There are several difficulties with these submissions. As to the first, the question which the Tribunal ultimately answered, and made a finding about, was whether the appellant's conduct amounted to unsatisfactory professional conduct. The Tribunal did not in terms address its second formulation of the relevant question, which, in any event did not accurately state the effect of the statutory provision. As to the second submission, the Tribunal did not approach the question on the basis that if it was satisfied that the appellant had engaged in unsatisfactory professional conduct, it could equally be satisfied as to the existence of a reasonable likelihood that it would so conclude. Instead, it addressed the wrong question and made a finding, by way of conclusion, which it was not required to make.
In making that finding the Tribunal also took into account conduct of the appellant which it described (at [75]) as the appellant's "misconceptions about the assessment process". As we have noted above, that reference appears to be to the costs assessment process provided for in the LP Act. The "misconceptions" referred to are not clearly identified in the Tribunal's decision. They could be a reference to the appellant's belief reflected in submissions to the Tribunal (referred to at [24]) that the barrister should have initiated the costs assessment process. The Tribunal appears to have considered that as the appellant did not intend to pay the barrister's fees, he should have initiated that process himself because he was able to do so under s 350 and the barrister had no reason to do so as she was unaware of any issue in relation to her fees.

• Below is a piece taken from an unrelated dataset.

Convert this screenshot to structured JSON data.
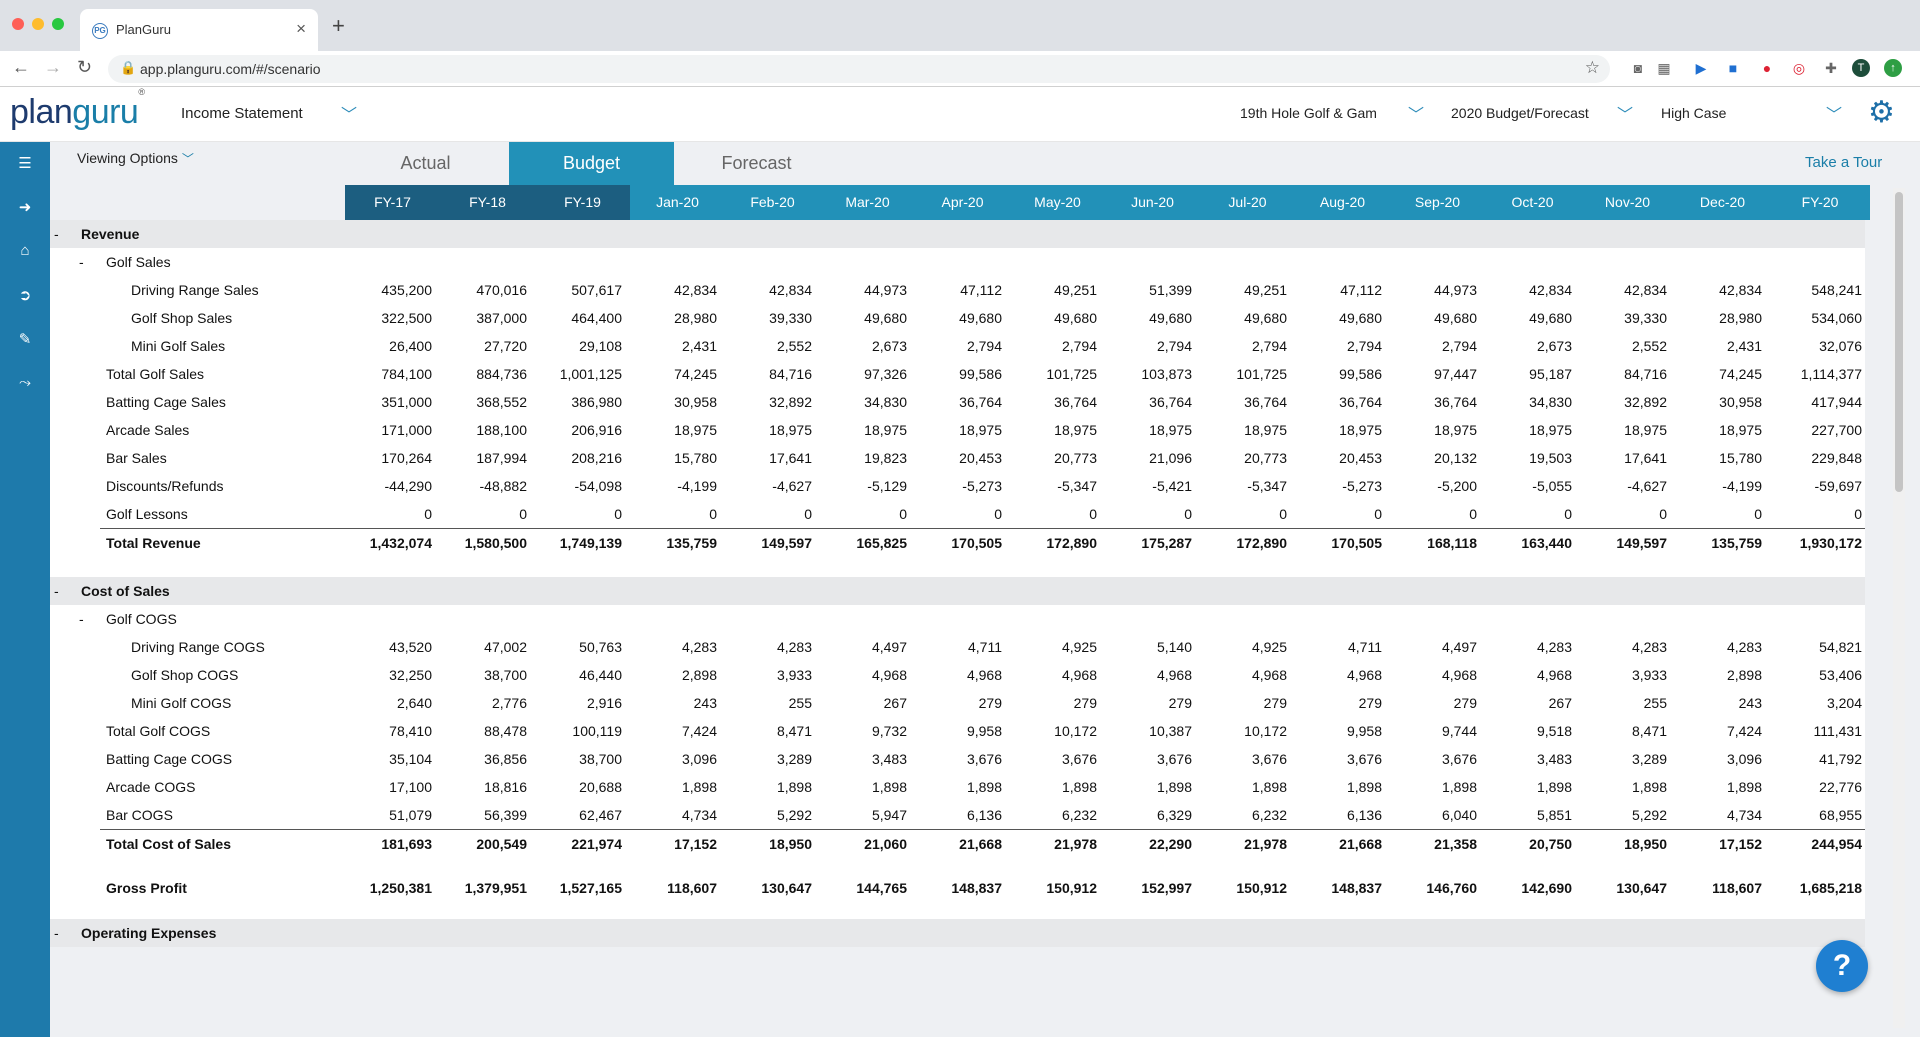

It is unnecessary to pursue this inquiry because the fact that the appellant may have laboured under this or some other misconception, and acted accordingly, did not form part of the conduct which was alleged to have been unsatisfactory and was the subject of the Council's decision. It was therefore conduct outside the scope of the Tribunal's review function. In taking it into account the Tribunal exceeded its jurisdiction. In doing so it dealt with a matter which the appellant was given no opportunity to address, either by way of evidence or submission. To that extent the Tribunal also denied the appellant procedural fairness.
It follows that the Tribunal's decision must be set aside. Considered separately, and assuming no other error on the part of the Tribunal, Order 2 also should be set aside. Under s 63(3) of the ADT Act, in determining a review application, the Tribunal may affirm or vary or set aside the reviewable decision and make a decision in substitution for it. Section 66(2) provides that if the Tribunal's decision varies, or is made in substitution for, an administrator's decision, it is taken to be the decision of the administrator and to take effect accordingly. By Order 1, the Tribunal confirmed the orders made by the Law Society Council on 1 September 2011. That involved affirming the Council's decision, which included that the appellant be reprimanded. In those circumstances there was no good reason for the Tribunal to make any further order reprimanding the appellant.
For these reasons, the orders of the Court are:
(1)Appeal allowed.
(2)Set aside the orders made by the Administrative Decisions Tribunal on 17 August 2012.
(3)Appellant's application for review be remitted to the Administrative Decisions Tribunal for further hearing and determination.
(4)Respondent pay the appellant's costs of the appeal.